The new program now offers solution providers commissions averaging 3 percent to 4 percent on customer orders placed online, compared with the 1 percent to 2 percent offered last year, O'Donnell said.

In addition, sales placed by customers that ordered on-line last year resulted in commissions only one time, with subsequent sales not being credited as coming from the solution provider. Now when a customer places an order online, a persistent, 90-day cookie is used to make sure credit for subsequent orders goes to the VAR. "Now if a customer comes back to ibm.com within 90 days, we know they are buying from you," said O'Donnell.

The value proposition for the Affiliate Marketing program is that solution providers have a fulfillment alternative for low-margin products, one that does not require stocking or shipping of inventory, O'Donnell said. Solution providers can pick and choose which products and links to put on their Web site and can change them as needed, he said.

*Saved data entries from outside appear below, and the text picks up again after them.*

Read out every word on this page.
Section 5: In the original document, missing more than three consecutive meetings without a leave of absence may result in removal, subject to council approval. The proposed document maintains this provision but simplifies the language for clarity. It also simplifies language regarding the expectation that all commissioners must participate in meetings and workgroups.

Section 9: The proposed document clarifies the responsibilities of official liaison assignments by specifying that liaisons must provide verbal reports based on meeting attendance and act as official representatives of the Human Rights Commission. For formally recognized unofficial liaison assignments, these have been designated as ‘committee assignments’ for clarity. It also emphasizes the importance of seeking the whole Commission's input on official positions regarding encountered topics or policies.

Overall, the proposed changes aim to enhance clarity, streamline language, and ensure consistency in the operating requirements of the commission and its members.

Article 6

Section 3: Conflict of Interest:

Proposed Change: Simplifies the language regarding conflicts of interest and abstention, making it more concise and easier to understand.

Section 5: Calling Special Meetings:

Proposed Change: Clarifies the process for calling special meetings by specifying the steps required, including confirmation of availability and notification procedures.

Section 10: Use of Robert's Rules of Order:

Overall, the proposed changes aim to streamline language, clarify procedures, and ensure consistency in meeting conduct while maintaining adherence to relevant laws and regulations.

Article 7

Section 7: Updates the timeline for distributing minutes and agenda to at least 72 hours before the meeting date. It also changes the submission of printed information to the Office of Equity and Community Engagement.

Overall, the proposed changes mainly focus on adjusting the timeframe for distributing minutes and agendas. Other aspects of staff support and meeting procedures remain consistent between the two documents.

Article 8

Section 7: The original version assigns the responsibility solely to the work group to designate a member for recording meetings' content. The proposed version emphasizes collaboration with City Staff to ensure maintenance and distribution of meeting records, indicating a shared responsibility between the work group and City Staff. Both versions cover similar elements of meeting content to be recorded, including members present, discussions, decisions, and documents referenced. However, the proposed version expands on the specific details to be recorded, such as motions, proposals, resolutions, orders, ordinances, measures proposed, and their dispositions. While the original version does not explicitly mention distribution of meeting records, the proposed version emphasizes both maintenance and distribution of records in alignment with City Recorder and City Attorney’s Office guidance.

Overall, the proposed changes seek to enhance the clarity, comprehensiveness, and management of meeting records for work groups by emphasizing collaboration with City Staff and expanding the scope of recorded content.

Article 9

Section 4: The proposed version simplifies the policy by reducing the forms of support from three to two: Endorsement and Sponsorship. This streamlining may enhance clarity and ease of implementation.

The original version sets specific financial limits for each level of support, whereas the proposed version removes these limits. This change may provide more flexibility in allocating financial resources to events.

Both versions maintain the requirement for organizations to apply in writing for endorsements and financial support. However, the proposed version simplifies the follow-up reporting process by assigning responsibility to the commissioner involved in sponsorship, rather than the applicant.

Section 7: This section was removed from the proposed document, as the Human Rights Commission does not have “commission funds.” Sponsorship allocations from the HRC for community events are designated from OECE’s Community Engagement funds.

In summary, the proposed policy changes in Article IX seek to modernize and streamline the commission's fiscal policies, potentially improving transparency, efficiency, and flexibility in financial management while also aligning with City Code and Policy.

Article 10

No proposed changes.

IBM is building a new database of information aimed at helping business partners and clients to get information online about partners, said Rich Vazzana, vice president of electronic support and service. The database, based on a new architecture being developed, will allow searches that give specific answers instead of a number of search results which must be further investigated, Vazzana said. It is expected to go online in July.

IBM is also developing a new version of Partnerline, which allows solution providers to talk to a live solution specialist for help. While the current version of Partnerline often results in solution providers being passed from operator to operator, the new version is expected to give Partnerline personnel the information to answer questions immediately, with a very stringent process for passing information requests to other operators, said Vazzana.

IBM is also encouraging business partners to work with IBM personnel to write Redbooks on their solutions and have those Redbooks published online. Currently, about 13 percent of the residents on IBM's International Technical Support Organization (ITSO), which is responsible for the Redbook program, are solution providers, said Vazzana. Such solution providers can claim to be experts in their field, and are often given first access to new technologies related to their solutions, he said. About 5.9 million Redbooks were downloaded in 2001, he said.

"You should think of using ITSO to improve your skills," Vazzana said. "Become an established author."

Many of the new online tools IBM is introducing should help automate the information and ordering process, said John Trygstad, sales representative at North American Systems International, an Egan, Minn.-based solution provider.

Trygstad, who just recently left a 20-plus-year career as a CIO to join the solution provider, is planning to serve as an information aggregator for his potential clients, and said he can use much of the information from ibm.com, including product and bug announcements and IBM's Redbooks, to help customers.

"Customers sometimes get so mad because they don't know about these things soon enough to affect their buying decisions," he said.